Natifs et immigrés digitaux
Le natif digital ou l’autochtone du monde numérique, c'est celui qui est tombé dans la marmite comme ma petite-fille, par exemple, qui, à l'âge de quatre ans, utilise mieux les supports numériques que certains quadragénaires. Sa génération et celle de ses parents a grandi avec ces technologies et ils sont « nés » sur ce territoire des octets et autres pixels. Tandis que nous, la vieille génération, et parfois hélas, des plus jeunes, nous sommes des immigrés. Nous avons dû apprendre une autre « langue », une nouvelle manière de socialisation, de nouvelles manières de transmettre des messages. Or, ce qui se passe c'est qu'on nous repère très vite comme immigrés, comme le Portugais de l'époque. Le drame, c'est que nos Eglises sont remplies d'immigrés qui veulent apprendre aux natifs comment « parler » correctement. Alors que c'est eux qui devraient nous enseigner comment parler et communiquer dans notre monde actuel. On fustige les communautés qui fonctionnent pour et avec les « natifs » et qui laissent les « immigrés » sur le banc de touche, mais c'est le juste retour des choses.
Le profil du natif
Le numérique utilise d'autres zones du cerveau que la culture du livre et de l'école (du passé). Par ricochet, ce cerveau développe des compétences différentes en matière de raisonnement, de captation et de traitement de la réalité. Le natif n'est performant que s'il est connecté à un réseau. C'est-à-dire s'il est en contact avec une communauté qui interagit. Vous le déconnectez, il est amorphe et sa capacité de se concentrer est réduite au minimum. Première constatation: si vous voulez intéresser un natif à votre culte, travaillez en réseau, pas forcément d'une manière électronique, mais faites-le participer comme s'il était en phase avec d'autres « utilisateurs ». Jésus se faisait interrompre dans ses « messages », prendre à partie. Il organisait des hapennings communautaires comme la multiplication des pains. Le natif est un être multitâche. Il peut écouter de la musique, se concentrer sur un problème de maths, chatter avec ses copains sur le net... et tout cela en simultané. L'immigré fait une chose après l'autre d'une manière rigoureuse. Il pense que, parce qu'il a appris à chatter, parce qu'il a appris à écouter de la musique avec son Ipod, il comprend la jeune génération. Non, il ne sait pas faire les choses en même temps et ça ne s'apprend pas avec un cours théorique, c'est lié à une pratique constante, depuis tout petit. Le natif fonctionne à l'instantané et il a besoin d'avoir du plaisir sur le champ, tandis que l'immigré est capable d'attendre comme le chien savant à qui le dresseur remet une sucrerie après avoir exécuté ses numéros. Le natif préfère le visuel au textuel, la parabole ou l'analogie à l'analyse ou à la systématique, et l'interactivité au travail solitaire. Petite question: est-ce qu'un natif est prêt à lire sa Bible pendant un an chapitre après chapitre, d'une manière systématique? Non ! Et ce n'est pas par manque de spiritualité, mais par inadaptation culturelle aux standards fabriqués dans le passé.

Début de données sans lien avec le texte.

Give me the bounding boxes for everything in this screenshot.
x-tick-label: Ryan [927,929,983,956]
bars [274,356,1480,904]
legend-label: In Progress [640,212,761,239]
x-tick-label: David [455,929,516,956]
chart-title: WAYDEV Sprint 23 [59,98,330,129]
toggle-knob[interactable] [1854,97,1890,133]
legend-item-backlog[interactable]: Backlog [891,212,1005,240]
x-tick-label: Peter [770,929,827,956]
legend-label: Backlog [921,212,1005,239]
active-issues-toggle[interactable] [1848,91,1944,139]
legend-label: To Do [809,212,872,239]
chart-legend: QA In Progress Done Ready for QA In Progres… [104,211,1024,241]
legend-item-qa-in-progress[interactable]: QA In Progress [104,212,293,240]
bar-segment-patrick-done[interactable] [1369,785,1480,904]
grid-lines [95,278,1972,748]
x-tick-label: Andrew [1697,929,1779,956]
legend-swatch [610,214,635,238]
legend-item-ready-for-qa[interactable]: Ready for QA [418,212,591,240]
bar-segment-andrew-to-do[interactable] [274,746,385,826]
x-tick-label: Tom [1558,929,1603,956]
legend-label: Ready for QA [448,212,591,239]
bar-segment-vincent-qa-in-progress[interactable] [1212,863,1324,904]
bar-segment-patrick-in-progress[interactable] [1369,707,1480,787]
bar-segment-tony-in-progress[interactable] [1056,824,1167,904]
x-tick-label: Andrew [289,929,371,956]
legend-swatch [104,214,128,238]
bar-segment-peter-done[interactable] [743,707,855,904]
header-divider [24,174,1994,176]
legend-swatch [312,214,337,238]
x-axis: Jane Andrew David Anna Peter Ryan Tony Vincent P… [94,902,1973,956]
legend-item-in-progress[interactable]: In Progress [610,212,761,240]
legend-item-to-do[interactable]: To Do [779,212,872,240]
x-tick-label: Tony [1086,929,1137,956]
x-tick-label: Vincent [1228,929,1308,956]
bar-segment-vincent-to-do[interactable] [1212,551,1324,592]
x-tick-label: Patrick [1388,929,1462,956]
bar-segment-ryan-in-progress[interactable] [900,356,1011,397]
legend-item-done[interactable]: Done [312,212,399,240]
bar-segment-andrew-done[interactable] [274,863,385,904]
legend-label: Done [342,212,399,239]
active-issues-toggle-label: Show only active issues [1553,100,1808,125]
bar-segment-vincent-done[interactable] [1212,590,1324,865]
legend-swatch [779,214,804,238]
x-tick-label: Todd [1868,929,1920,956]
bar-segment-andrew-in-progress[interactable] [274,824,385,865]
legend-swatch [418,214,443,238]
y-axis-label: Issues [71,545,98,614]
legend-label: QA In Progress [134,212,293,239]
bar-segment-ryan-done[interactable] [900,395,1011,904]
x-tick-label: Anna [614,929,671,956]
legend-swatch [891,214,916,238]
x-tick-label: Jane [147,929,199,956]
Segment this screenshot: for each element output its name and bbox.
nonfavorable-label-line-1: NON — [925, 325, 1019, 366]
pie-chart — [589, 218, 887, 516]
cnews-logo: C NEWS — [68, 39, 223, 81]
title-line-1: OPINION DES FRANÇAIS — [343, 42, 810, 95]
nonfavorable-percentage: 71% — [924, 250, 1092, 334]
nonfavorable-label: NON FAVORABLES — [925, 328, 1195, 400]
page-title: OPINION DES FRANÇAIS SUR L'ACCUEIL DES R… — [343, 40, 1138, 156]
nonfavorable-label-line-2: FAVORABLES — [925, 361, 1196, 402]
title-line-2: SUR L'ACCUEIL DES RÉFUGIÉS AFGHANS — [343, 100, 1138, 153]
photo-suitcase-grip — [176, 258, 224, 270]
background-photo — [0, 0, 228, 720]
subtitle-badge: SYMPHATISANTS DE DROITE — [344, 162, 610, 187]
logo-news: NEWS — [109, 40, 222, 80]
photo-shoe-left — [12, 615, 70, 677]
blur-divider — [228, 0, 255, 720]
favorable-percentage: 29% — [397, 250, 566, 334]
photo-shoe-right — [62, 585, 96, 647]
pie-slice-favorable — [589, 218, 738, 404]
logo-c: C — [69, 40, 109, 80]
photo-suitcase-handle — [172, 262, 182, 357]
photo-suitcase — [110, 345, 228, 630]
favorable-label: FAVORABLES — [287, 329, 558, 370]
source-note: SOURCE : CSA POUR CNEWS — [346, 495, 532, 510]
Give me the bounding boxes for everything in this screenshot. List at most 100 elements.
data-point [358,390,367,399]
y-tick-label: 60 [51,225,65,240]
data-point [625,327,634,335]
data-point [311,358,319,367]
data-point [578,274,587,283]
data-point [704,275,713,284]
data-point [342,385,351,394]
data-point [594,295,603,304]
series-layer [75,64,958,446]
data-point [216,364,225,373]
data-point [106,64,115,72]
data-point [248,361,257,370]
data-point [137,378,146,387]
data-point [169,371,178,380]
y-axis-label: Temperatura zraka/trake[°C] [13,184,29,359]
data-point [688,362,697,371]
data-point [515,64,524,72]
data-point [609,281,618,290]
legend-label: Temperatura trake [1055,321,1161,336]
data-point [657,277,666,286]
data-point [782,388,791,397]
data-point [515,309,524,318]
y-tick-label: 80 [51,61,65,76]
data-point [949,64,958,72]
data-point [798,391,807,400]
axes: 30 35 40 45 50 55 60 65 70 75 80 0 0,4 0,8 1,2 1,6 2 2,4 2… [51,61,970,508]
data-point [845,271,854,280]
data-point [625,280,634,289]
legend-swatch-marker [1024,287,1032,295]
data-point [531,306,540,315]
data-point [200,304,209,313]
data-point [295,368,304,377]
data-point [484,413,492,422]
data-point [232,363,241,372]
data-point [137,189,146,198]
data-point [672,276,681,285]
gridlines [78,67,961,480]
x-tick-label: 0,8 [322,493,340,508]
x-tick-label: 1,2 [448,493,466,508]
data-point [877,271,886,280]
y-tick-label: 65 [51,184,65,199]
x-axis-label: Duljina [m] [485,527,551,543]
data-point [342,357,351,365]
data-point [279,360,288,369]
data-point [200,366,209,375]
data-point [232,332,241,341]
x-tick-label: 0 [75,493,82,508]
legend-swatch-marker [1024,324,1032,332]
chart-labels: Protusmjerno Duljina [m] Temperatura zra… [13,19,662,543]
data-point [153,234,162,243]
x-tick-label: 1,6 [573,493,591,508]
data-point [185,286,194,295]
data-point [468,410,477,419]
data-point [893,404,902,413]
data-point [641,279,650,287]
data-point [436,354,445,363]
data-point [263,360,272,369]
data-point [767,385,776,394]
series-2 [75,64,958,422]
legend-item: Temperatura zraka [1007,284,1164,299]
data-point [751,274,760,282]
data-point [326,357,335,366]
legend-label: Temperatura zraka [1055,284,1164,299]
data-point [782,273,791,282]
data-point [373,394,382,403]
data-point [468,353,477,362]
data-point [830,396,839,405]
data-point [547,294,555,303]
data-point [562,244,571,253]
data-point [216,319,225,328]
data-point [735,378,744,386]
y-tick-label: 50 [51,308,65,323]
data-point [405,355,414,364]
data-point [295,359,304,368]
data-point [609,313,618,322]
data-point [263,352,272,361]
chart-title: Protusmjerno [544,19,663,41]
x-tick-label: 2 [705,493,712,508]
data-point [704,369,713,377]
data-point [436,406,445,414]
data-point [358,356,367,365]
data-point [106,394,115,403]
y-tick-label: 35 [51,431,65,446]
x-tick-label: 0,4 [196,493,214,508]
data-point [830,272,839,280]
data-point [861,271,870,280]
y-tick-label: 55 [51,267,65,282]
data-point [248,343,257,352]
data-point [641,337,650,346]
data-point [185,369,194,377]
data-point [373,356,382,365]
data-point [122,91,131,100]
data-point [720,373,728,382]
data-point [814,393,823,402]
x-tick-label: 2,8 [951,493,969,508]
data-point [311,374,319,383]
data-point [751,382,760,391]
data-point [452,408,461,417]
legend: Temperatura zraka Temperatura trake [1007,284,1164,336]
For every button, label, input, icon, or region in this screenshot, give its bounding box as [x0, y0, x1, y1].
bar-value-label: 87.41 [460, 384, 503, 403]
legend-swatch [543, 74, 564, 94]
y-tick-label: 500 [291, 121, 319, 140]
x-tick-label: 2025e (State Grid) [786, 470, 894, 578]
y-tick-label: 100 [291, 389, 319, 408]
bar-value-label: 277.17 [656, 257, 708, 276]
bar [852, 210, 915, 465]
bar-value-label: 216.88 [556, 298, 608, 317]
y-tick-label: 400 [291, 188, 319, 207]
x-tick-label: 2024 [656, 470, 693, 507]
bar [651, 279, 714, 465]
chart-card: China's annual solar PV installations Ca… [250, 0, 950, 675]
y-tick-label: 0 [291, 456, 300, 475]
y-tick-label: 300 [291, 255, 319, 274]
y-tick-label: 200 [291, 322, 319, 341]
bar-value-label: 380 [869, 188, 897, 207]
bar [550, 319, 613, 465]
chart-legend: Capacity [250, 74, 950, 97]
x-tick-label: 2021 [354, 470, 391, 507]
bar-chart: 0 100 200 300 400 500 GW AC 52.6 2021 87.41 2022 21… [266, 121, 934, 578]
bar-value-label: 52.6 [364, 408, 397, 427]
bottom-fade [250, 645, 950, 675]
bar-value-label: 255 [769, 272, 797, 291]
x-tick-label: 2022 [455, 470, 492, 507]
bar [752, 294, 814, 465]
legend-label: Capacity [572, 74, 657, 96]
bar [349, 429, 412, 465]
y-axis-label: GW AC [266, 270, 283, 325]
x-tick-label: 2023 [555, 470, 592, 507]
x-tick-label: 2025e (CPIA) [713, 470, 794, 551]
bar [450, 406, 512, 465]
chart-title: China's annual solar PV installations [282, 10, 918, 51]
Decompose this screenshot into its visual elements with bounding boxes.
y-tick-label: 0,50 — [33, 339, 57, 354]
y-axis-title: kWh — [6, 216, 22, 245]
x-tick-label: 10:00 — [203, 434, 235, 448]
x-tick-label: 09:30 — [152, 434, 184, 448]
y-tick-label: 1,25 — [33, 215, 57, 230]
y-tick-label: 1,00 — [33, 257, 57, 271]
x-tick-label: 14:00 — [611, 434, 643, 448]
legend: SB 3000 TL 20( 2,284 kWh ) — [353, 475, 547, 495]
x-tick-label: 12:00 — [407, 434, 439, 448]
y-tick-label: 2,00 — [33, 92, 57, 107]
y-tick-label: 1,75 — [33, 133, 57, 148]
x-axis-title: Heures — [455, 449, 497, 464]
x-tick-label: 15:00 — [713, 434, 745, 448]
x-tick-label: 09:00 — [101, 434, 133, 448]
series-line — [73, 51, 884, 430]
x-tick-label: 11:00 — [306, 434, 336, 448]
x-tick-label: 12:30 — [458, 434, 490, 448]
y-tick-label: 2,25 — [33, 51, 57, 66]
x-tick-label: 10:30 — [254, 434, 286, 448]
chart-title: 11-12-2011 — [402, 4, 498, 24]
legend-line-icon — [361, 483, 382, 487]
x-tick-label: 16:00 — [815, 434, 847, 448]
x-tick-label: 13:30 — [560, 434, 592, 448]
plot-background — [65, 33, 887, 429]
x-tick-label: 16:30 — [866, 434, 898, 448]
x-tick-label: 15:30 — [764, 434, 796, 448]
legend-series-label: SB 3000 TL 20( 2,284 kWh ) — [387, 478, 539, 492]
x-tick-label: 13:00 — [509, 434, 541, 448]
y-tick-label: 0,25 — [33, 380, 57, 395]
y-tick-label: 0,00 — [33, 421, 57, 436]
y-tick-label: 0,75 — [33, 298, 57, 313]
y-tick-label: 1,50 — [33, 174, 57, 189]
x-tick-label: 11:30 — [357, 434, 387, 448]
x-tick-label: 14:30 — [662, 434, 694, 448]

Beaucoup de conflits et de frustrations dans nos communautés sont dus à des problèmes culturels et non à des questions spirituelles. A mon sens, certains pasteurs quittent actuellement leur ministère par fatigue. Ils n'ont pas été formés pour la tâche actuelle et ne se retrouvent plus. Les standards qu'on leur a inculqués n'ont plus cours dans la société numérique.
Quand nos instituts de formation se réveilleront-ils? Quand il sera trop tard?